Das ist auch der Eindruck von Sachsens Landwirtschaftsminister Frank Kupfer (CDU). "Immer mehr Firmen profitieren vom Trend zur Regionalität", erklärt der Politiker. Deshalb hat der Freistaat gemeinsam mit seinen Nachbarn Thüringen und Sachsen-Anhalt rund 100 000 Euro für das Zustandekommen der Schau springen lassen. Das sei gut angelegtes Geld, so Kupfer. Seit dem Jahr 1991 habe sich die Zahl der Beschäftigten in der sächsischen Ernährungswirtschaft vervierfacht. Laut den Angaben des Landes erwirtschaften in den drei mitteldeutschen Ländern 740 Unternehmen der Branche mit mehr als 60 000 Mitarbeitern einen Jahresumsatz von rund 19 Milliarden Euro.

"In Zeiten der Globalisierung fragt der Verbraucher zunehmend nach regionalen Erzeugnissen, die für Frische, Qualität und Geschmack stehen", sagte Thüringens Agrarminister Jürgen Reinholz (CDU). Die Ernährungsbranche liege in Thüringen gleichauf mit dem Automobilbau. "Umso bedauerlicher, dass sie nicht im Wirtschaftsatlas des Landes auftaucht", kritisierte Reinholz seinen Ministerkollegen, den SPD-Mann Matthias Machnig. Von der Messe erhofft sich Reinholz mehr regionale Produkte in Kantinen, Gaststätten und der Schulspeisung.

Noch immer spielt der Handel eine entscheidende Rolle, ob heimische Produkte Fuß fassen können, gibt Hans-Jürgen Schulz aus dem Agrarministerium in Magdeburg zu bedenken. Sachsen-Anhalt habe eine "Menge Originale", viele seien aber nicht in allen Ketten zu finden. Der Handel setze stark auf seine Eigenmarken. "Es schadet deshalb nicht", so Schulz, "wenn Kunden im Geschäft nach regionalen Produkten fragen." Geht es nach ihm, könnte die Warenbörse auch eine Publikumsbörse werden. Nicht jeder in Sachsen kenne die Produkte des Nachbarlandes und umgekehrt. Auch Minister Kupfer zeigt sich offen gegenüber der Idee, die Schau um einen Publikumstag zu verlängern.

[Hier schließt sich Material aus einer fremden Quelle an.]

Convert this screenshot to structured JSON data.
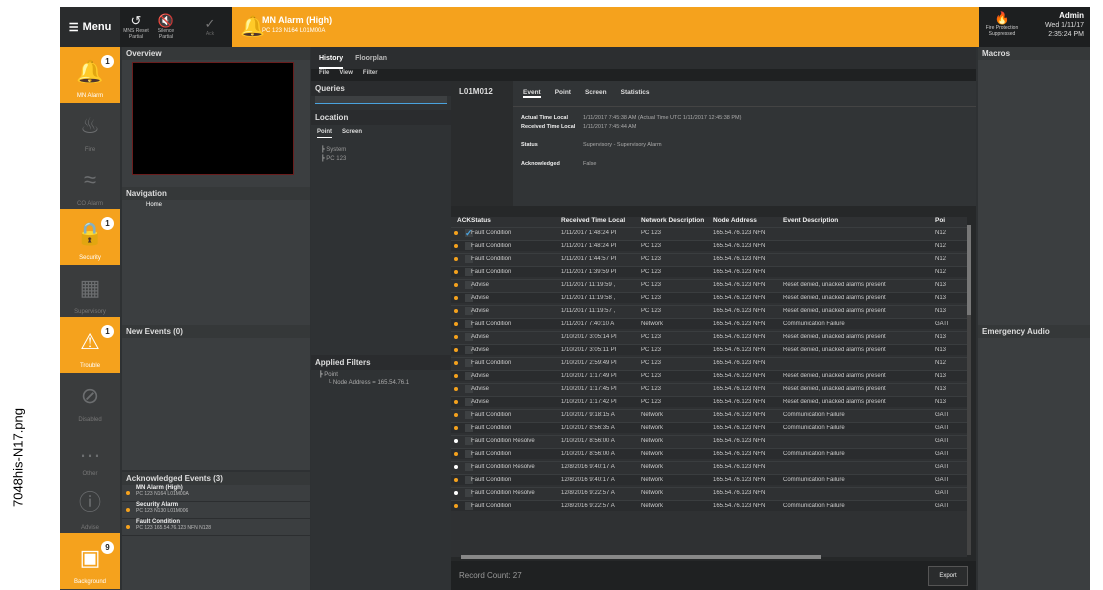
{
  "side_caption": "7048his-N17.png",
  "menu": {
    "label": "Menu"
  },
  "toolbar": [
    {
      "label": "MNS Reset Partial"
    },
    {
      "label": "Silence Partial"
    },
    {
      "label": "Ack"
    }
  ],
  "alarm": {
    "title": "MN Alarm (High)",
    "sub": "PC 123 N164 L01M00A"
  },
  "fire_protection": "Fire Protection Suppressed",
  "user": {
    "name": "Admin",
    "date": "Wed 1/11/17",
    "time": "2:35:24 PM"
  },
  "left_nav": [
    {
      "label": "MN Alarm",
      "badge": "1",
      "active": true,
      "icon": "bell-icon"
    },
    {
      "label": "Fire",
      "badge": "",
      "active": false,
      "icon": "flame-icon"
    },
    {
      "label": "CO Alarm",
      "badge": "",
      "active": false,
      "icon": "waves-icon"
    },
    {
      "label": "Security",
      "badge": "1",
      "active": true,
      "icon": "lock-icon"
    },
    {
      "label": "Supervisory",
      "badge": "",
      "active": false,
      "icon": "grid-icon"
    },
    {
      "label": "Trouble",
      "badge": "1",
      "active": true,
      "icon": "warning-icon"
    },
    {
      "label": "Disabled",
      "badge": "",
      "active": false,
      "icon": "disabled-icon"
    },
    {
      "label": "Other",
      "badge": "",
      "active": false,
      "icon": "dots-icon"
    },
    {
      "label": "Advise",
      "badge": "",
      "active": false,
      "icon": "info-icon"
    },
    {
      "label": "Background",
      "badge": "9",
      "active": true,
      "icon": "background-icon"
    }
  ],
  "overview": {
    "title": "Overview"
  },
  "navigation": {
    "title": "Navigation",
    "item": "Home"
  },
  "new_events": {
    "title": "New Events (0)"
  },
  "ack_events": {
    "title": "Acknowledged Events (3)",
    "items": [
      {
        "name": "MN Alarm (High)",
        "detail": "PC 123 N164 L01M00A"
      },
      {
        "name": "Security Alarm",
        "detail": "PC 123 N130 L01M006"
      },
      {
        "name": "Fault Condition",
        "detail": "PC 123 165.54.76.123 NFN N128"
      }
    ]
  },
  "tabs": {
    "history": "History",
    "floorplan": "Floorplan"
  },
  "submenu": {
    "file": "File",
    "view": "View",
    "filter": "Filter"
  },
  "queries": {
    "title": "Queries"
  },
  "location": {
    "title": "Location",
    "tab_point": "Point",
    "tab_screen": "Screen",
    "tree": [
      "System",
      "PC 123"
    ]
  },
  "applied_filters": {
    "title": "Applied Filters",
    "point": "Point",
    "node": "Node Address = 165.54.76.1"
  },
  "detail": {
    "id": "L01M012",
    "tabs": [
      "Event",
      "Point",
      "Screen",
      "Statistics"
    ],
    "actual_label": "Actual Time Local",
    "actual_value": "1/11/2017 7:45:38 AM (Actual Time UTC 1/11/2017 12:45:38 PM)",
    "received_label": "Received Time Local",
    "received_value": "1/11/2017 7:45:44 AM",
    "status_label": "Status",
    "status_value": "Supervisory - Supervisory Alarm",
    "ack_label": "Acknowledged",
    "ack_value": "False"
  },
  "grid": {
    "headers": [
      "ACK",
      "Status",
      "Received Time Local",
      "Network Description",
      "Node Address",
      "Event Description",
      "Poi"
    ],
    "rows": [
      [
        "o",
        "Fault Condition",
        "1/11/2017 1:48:24 PI",
        "PC 123",
        "165.54.76.123 NFN",
        "",
        "N12"
      ],
      [
        "o",
        "Fault Condition",
        "1/11/2017 1:48:24 PI",
        "PC 123",
        "165.54.76.123 NFN",
        "",
        "N12"
      ],
      [
        "o",
        "Fault Condition",
        "1/11/2017 1:44:57 PI",
        "PC 123",
        "165.54.76.123 NFN",
        "",
        "N12"
      ],
      [
        "o",
        "Fault Condition",
        "1/11/2017 1:39:59 PI",
        "PC 123",
        "165.54.76.123 NFN",
        "",
        "N12"
      ],
      [
        "o",
        "Advise",
        "1/11/2017 11:19:59 ,",
        "PC 123",
        "165.54.76.123 NFN",
        "Reset denied, unacked alarms present",
        "N13"
      ],
      [
        "o",
        "Advise",
        "1/11/2017 11:19:58 ,",
        "PC 123",
        "165.54.76.123 NFN",
        "Reset denied, unacked alarms present",
        "N13"
      ],
      [
        "o",
        "Advise",
        "1/11/2017 11:19:57 ,",
        "PC 123",
        "165.54.76.123 NFN",
        "Reset denied, unacked alarms present",
        "N13"
      ],
      [
        "o",
        "Fault Condition",
        "1/11/2017 7:40:10 A",
        "Network",
        "165.54.76.123 NFN",
        "Communication Failure",
        "GATI"
      ],
      [
        "o",
        "Advise",
        "1/10/2017 3:05:14 PI",
        "PC 123",
        "165.54.76.123 NFN",
        "Reset denied, unacked alarms present",
        "N13"
      ],
      [
        "o",
        "Advise",
        "1/10/2017 3:05:11 PI",
        "PC 123",
        "165.54.76.123 NFN",
        "Reset denied, unacked alarms present",
        "N13"
      ],
      [
        "o",
        "Fault Condition",
        "1/10/2017 2:59:49 PI",
        "PC 123",
        "165.54.76.123 NFN",
        "",
        "N12"
      ],
      [
        "o",
        "Advise",
        "1/10/2017 1:17:49 PI",
        "PC 123",
        "165.54.76.123 NFN",
        "Reset denied, unacked alarms present",
        "N13"
      ],
      [
        "o",
        "Advise",
        "1/10/2017 1:17:45 PI",
        "PC 123",
        "165.54.76.123 NFN",
        "Reset denied, unacked alarms present",
        "N13"
      ],
      [
        "o",
        "Advise",
        "1/10/2017 1:17:42 PI",
        "PC 123",
        "165.54.76.123 NFN",
        "Reset denied, unacked alarms present",
        "N13"
      ],
      [
        "o",
        "Fault Condition",
        "1/10/2017 9:18:15 A",
        "Network",
        "165.54.76.123 NFN",
        "Communication Failure",
        "GATI"
      ],
      [
        "o",
        "Fault Condition",
        "1/10/2017 8:56:35 A",
        "Network",
        "165.54.76.123 NFN",
        "Communication Failure",
        "GATI"
      ],
      [
        "w",
        "Fault Condition Resolve",
        "1/10/2017 8:56:00 A",
        "Network",
        "165.54.76.123 NFN",
        "",
        "GATI"
      ],
      [
        "o",
        "Fault Condition",
        "1/10/2017 8:56:00 A",
        "Network",
        "165.54.76.123 NFN",
        "Communication Failure",
        "GATI"
      ],
      [
        "w",
        "Fault Condition Resolve",
        "12/8/2016 9:40:17 A",
        "Network",
        "165.54.76.123 NFN",
        "",
        "GATI"
      ],
      [
        "o",
        "Fault Condition",
        "12/8/2016 9:40:17 A",
        "Network",
        "165.54.76.123 NFN",
        "Communication Failure",
        "GATI"
      ],
      [
        "w",
        "Fault Condition Resolve",
        "12/8/2016 9:22:57 A",
        "Network",
        "165.54.76.123 NFN",
        "",
        "GATI"
      ],
      [
        "o",
        "Fault Condition",
        "12/8/2016 9:22:57 A",
        "Network",
        "165.54.76.123 NFN",
        "Communication Failure",
        "GATI"
      ]
    ]
  },
  "record_count": "Record Count: 27",
  "export": "Export",
  "macros": {
    "title": "Macros"
  },
  "emergency_audio": {
    "title": "Emergency Audio"
  }
}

Die Messe komme auf keinen Fall zu spät, meint Clemens Ritter von Kempski. Der Geschäftsführer des Hotels Schindelbruch im sachsen-anhaltischen Stolberg setze konsequent auf Produkte aus der Region. "Es gibt so vieles noch zu entdecken - für mich und sicher auch für andere Endkunden." Für einen Publikumstag spricht deshalb auch aus seiner Sicht einiges.

Auffällig ist, dass die Firmen bei ihrem Messeauftritt weniger von "Ost-Herkunft" als von Regionalität und Qualität sprechen. So auch Beate Lehmann, Chefin der Leipziger Käserei Lehmann. "Der Kunde schätzt Qualität und Frische, nur deshalb kauft er unsere Produkte." Auf der Börse könne man neben eigenen Käsesorten wie "Der Blaue" auch das zweite Standbein des Unternehmens präsentieren: Immerhin führe die vom Bruder geleitete Käse Lehmann Handels GmbH ein Sortiment von über 300 regionalen Artikeln aus dem Käse- und Feinkostbereich - Käse aus Sangerhausen, Heinrichsthal, Greußen, Chursdorf, Falkenhain.